Saturday 11 September 2010

Friday 10 September 2010

Wednesday 8 September 2010

Tuesday 7 September 2010

Monday 6 September 2010

Sally Mann


"Time, memory, loss and love are my artistic concerns, but time among all of them becomes the determinant"
Sally Mann
So how, at this melancholy end of summertime, could I fail to be deeply affected by her photos?


The currrent exhibition at the Photographers' Gallery is, extraordinarily, Sally Mann's first solo London show. As by the show of Alice Neel's paintings (which I still haven't written about, but I will, I will) I was bowled over, moved to aesthetic delight and a wide gamut of emotions.
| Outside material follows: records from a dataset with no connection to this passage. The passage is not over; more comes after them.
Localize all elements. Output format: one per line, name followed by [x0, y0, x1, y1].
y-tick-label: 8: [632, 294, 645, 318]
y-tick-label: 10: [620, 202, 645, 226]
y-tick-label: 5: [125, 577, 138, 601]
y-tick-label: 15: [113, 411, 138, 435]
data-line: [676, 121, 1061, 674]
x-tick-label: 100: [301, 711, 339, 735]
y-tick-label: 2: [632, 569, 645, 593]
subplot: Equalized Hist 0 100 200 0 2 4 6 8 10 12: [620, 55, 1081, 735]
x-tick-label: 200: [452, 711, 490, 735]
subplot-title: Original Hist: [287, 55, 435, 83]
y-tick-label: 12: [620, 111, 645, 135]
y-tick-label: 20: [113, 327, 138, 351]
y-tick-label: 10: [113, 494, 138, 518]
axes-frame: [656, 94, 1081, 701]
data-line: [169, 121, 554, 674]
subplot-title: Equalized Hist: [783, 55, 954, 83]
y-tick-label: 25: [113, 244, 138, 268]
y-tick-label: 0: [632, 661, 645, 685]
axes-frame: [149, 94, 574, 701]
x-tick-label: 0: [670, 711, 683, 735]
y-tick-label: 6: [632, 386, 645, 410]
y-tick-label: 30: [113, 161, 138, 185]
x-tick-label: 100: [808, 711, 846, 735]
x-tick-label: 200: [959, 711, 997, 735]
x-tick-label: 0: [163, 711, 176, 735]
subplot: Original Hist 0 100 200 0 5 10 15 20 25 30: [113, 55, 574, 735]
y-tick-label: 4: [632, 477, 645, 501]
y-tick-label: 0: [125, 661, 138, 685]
Over-Americanised as we tend to think we are, much of the best of American art and culture still reaches us late or little or not at all and still it's hard not to feel that this is especially true of women's work. Is women's art less globalised? Certainly it's often most concerned with the local: Alice Neel painted the people she knew in New York, while Sally Mann photographs her family, her farm, her state of Virginia - the wider American South the furthest her subject matter seems to stray. But local does not equate with small or narrow. The subjects here are the big ones: love, identity, life, death.


I'm so glad, anyway, to have seen this work. The large-format images, especially the ones taken by the historic wet-plate collodion process, need to be seen at gallery size and quality. The exhibition is quite small, but beautifully, atmospherically hung and includes work from the famous/infamous, intense studies of the artist's prepubescent children, her damp, melting, magical landscapes of the South, and the death photos - photos of corpses decaying in nature at a forensic anthropology research centre.


Powerful and unsettling, none of these, not the naked children or the dead bodies, struck me as shocking or, as some feel, cynically pitched to shock. I was moved and provoked in a positive way and above all delighted by the beauty and can only trust my instincts on this - and oddly, really, when I'm such a sad, disastrous person, I do on the whole trust them.  The family photos put me in mind of Angela Carter's dirty-gothic fairy tales, the landscapes of the Faulkner novels Beth and Peter have been discussing, while the corpses seem to hover somewhere close, but interestingly removed - which is perhaps why they are more intriguing than distressing. The whole achieves the feat of being simultaneously dreamy and visceral, as well as cyclical, wholistic: life, heat, rot, death, life... and all of it frighteningly beautiful.



In a world of too little beauty, a beauty that is finely crafted, intelligent and unflinching is something to cherish. I shall cherish having seen these. 



Pondering the exhibition catalogue over a glass of wine.

Sunday 5 September 2010

Deckchairs in September


More seasonality. No longer lounged in, stacked but not yet stored away, lifted by the wind and caught by the sun, they pass through a brief stage of existing purely as strange, but strangely satisfying, aesthetic objects.

Friday 3 September 2010

Retro



The end of summer, end of long, light days - not end of too much else for this has been a gloomy summer, but it does have its own unmistakeable atmosphere. The low sunshine through trees whose leaves begin to curl. A certain febrile resonance in the air of busy streets and corridors as colleagues hurry back from summer diversions elsewhere. Fiercely deadline-ridden conversations as the new academic year looms just three weeks away. An ending is always a beginning, but this ending and beginning that comes around relentlessly every year cannot but evoke all the preceding years marked by the same rhythm. So these photos taken in the park the other day blur into past images, trees of past late summers, repetitions going back and back in time. Retro season.

Lots more retro photos on Picasa (best viewed as Slideshow - you can adjust the interval down to just one second).

Thursday 2 September 2010

Wednesday 1 September 2010

Lines


Last day of August: the hovering figures outlined against the low, bright light of Summer's end and the eerie glow of tunnels, projected on the pavement, glimpsed through smeared and dusty glass, have a fragile, temporary quality.